Before that happens, however, the prosecutor will go before a judge and present their case as to why the petition should be granted. At that point, the subject of the petition is generally not even aware that an ERPO has been filed, and may not learn about it until police arrive at their doorstep to confiscate their firearms. Unlike a criminal trial, where a prosecutor has to prove someone’s guilt beyond a reasonable doubt, the burden of proof to show “dangerousness” is much lower, and to make matters worse, in the vast majority of cases the petition subject can’t offer any evidence to refute the prosecutor until after a preliminary determination has been made.

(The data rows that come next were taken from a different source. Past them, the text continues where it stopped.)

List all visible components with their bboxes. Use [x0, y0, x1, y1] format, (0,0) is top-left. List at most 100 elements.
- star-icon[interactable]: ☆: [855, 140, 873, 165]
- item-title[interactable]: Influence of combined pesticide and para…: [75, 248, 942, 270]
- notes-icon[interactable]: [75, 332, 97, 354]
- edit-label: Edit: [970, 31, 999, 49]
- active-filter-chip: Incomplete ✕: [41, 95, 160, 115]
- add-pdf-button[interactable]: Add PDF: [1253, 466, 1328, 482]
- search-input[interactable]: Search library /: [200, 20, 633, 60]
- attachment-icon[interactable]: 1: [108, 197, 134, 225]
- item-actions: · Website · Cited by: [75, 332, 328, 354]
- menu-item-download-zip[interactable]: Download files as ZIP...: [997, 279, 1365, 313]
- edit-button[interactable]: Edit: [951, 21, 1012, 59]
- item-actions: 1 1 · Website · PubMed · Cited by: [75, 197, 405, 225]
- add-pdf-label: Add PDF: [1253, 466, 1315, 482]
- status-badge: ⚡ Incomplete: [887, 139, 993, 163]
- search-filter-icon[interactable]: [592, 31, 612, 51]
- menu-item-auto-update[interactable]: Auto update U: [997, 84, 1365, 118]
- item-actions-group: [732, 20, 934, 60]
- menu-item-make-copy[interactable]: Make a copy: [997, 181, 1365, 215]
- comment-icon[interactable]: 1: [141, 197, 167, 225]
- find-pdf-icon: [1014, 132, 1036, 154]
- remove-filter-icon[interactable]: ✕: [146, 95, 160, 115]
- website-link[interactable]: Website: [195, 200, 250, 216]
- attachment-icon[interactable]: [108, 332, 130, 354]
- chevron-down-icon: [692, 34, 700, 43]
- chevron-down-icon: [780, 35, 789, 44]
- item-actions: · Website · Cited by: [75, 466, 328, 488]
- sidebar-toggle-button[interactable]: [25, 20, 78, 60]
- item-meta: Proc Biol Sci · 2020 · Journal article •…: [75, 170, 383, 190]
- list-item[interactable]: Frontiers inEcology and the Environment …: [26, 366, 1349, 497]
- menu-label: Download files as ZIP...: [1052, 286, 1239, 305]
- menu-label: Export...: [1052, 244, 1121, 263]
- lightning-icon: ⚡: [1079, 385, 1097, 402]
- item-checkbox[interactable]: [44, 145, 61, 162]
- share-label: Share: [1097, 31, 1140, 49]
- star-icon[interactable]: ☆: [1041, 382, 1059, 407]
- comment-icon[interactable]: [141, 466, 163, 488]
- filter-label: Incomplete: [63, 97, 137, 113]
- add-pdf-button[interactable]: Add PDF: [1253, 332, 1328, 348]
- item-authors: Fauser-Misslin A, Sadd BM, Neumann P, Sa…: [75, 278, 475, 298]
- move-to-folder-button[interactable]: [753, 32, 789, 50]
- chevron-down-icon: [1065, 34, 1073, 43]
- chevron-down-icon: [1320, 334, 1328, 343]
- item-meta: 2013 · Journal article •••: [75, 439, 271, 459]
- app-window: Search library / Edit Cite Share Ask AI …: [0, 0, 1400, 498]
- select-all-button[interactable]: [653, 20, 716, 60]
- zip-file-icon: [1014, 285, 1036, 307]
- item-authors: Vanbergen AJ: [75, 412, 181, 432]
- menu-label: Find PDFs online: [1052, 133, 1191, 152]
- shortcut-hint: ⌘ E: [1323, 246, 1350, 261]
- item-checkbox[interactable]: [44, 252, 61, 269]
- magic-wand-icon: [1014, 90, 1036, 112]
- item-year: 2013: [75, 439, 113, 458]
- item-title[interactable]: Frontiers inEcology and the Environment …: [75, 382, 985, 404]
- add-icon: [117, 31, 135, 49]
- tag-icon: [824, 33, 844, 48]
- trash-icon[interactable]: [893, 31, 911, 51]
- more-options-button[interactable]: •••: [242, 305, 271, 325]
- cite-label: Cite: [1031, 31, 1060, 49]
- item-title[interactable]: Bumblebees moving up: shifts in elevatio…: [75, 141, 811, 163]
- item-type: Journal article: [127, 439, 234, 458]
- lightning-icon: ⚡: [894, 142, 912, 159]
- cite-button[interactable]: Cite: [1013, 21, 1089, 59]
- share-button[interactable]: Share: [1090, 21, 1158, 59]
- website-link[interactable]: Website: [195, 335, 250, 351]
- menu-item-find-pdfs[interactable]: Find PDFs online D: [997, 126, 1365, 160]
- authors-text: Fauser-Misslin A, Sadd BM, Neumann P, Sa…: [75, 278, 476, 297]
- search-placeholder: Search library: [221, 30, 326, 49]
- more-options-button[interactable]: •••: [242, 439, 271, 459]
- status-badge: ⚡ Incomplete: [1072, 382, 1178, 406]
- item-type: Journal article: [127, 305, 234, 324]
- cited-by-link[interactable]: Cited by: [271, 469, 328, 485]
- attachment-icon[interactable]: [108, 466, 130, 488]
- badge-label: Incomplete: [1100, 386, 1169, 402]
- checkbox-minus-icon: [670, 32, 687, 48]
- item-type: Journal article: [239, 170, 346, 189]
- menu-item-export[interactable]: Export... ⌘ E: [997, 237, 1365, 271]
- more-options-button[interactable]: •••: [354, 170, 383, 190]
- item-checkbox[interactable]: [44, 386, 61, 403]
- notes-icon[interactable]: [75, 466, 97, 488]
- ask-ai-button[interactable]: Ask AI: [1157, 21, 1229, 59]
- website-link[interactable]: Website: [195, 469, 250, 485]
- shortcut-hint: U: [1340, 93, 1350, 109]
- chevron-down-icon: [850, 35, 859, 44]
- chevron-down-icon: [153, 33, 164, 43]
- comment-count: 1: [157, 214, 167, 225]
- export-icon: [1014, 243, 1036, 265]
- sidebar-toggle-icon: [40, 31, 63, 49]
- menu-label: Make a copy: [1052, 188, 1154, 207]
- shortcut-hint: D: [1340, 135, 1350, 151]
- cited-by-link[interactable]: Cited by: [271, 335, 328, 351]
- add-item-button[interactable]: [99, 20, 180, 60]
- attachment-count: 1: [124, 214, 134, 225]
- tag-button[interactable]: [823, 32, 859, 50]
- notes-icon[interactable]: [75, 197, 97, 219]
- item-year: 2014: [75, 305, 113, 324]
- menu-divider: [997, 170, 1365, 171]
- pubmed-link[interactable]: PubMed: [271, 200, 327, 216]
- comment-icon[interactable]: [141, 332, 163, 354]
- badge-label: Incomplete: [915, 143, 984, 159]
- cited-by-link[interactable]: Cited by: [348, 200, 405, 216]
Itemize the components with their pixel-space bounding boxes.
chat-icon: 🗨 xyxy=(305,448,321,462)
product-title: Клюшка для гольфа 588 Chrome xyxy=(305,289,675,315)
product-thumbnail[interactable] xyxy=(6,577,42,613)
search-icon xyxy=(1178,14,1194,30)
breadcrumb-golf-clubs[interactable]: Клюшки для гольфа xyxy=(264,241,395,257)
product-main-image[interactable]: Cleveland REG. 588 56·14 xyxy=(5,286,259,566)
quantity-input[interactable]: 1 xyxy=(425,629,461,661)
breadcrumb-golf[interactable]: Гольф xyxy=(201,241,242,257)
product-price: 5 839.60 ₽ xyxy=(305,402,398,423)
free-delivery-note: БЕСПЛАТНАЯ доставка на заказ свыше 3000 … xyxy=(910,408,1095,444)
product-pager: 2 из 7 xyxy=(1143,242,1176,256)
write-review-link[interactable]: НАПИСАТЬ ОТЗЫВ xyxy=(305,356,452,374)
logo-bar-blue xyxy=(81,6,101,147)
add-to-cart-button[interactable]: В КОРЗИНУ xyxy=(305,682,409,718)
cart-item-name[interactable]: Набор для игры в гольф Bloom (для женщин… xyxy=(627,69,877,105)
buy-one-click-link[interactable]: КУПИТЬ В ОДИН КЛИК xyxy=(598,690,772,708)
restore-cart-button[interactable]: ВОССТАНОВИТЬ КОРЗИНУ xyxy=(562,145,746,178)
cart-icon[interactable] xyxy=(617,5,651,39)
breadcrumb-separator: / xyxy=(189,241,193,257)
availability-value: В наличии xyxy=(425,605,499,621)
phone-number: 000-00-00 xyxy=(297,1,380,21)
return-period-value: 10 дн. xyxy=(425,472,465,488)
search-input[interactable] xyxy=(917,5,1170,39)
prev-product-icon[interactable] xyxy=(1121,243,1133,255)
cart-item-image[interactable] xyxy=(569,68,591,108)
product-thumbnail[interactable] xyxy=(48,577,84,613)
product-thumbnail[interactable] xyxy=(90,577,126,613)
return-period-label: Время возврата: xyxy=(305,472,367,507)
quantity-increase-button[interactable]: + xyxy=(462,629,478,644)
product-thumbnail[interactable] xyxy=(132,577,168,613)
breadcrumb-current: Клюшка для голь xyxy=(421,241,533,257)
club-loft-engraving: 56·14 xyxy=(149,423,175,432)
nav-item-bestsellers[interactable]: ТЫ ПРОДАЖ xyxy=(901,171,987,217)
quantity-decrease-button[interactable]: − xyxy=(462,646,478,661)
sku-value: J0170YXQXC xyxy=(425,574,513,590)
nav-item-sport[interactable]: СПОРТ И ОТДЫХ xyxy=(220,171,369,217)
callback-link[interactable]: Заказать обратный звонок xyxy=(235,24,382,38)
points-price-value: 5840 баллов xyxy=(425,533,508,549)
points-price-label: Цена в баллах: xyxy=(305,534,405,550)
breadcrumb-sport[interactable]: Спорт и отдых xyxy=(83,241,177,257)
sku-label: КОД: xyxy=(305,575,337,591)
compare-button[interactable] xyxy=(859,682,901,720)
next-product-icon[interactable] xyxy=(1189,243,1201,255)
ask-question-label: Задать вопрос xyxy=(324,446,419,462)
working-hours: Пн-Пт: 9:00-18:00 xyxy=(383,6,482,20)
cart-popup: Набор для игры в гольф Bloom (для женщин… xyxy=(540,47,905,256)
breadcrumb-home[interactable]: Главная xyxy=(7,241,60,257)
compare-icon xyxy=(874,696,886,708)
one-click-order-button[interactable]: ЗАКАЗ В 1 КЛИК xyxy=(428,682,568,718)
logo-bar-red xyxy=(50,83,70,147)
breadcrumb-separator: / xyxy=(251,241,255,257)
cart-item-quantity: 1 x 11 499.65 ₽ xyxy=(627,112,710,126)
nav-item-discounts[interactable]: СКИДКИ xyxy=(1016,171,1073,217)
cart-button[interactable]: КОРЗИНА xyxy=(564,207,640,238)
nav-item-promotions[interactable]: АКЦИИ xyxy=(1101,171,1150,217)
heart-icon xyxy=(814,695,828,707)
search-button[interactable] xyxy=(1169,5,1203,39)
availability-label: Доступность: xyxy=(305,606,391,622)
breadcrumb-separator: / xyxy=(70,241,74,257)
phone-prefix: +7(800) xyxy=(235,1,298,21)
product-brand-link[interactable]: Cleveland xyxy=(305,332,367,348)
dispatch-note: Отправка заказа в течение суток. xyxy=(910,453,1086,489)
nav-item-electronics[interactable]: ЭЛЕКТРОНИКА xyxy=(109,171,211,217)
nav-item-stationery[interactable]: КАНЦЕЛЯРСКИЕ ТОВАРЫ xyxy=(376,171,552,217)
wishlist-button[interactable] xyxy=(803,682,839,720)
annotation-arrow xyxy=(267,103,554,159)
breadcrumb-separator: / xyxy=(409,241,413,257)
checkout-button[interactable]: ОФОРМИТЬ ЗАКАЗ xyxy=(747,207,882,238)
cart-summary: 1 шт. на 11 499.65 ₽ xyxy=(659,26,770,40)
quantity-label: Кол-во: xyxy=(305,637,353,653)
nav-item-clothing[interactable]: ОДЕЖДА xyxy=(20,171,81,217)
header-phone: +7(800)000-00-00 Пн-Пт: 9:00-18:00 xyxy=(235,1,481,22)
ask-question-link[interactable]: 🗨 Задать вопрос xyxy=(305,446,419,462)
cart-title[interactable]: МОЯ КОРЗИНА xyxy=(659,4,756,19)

Beyond the constitutional and due process concerns, one of the reasons I’m opposed to red flag laws is that they allow lawmakers to say they’re “doing something” instead of actually addressing the difficult issue of mental health access and funding. If we’re honestly concerned about people who are dangers to themselves and others, we can’t simply pretend that we can solve the problem by taking their legally-owned guns away. Not only are there plenty of dangerous people who don’t own firearms, but as we all know, there are some judges and prosecutors out there who’ll rubber stamp red flag petitions under the theory that it’s better to be safe than sorry. Red flag laws have enormous potential to be abused, while they offer no real solutions for helping those who are truly in the midst of a mental health crisis and pose a danger to themselves and the community. I’m glad they seem to have hit a red state brick wall, and I hope that in the years ahead we can even repeal some of these awful laws in the 19 states that have put them in place.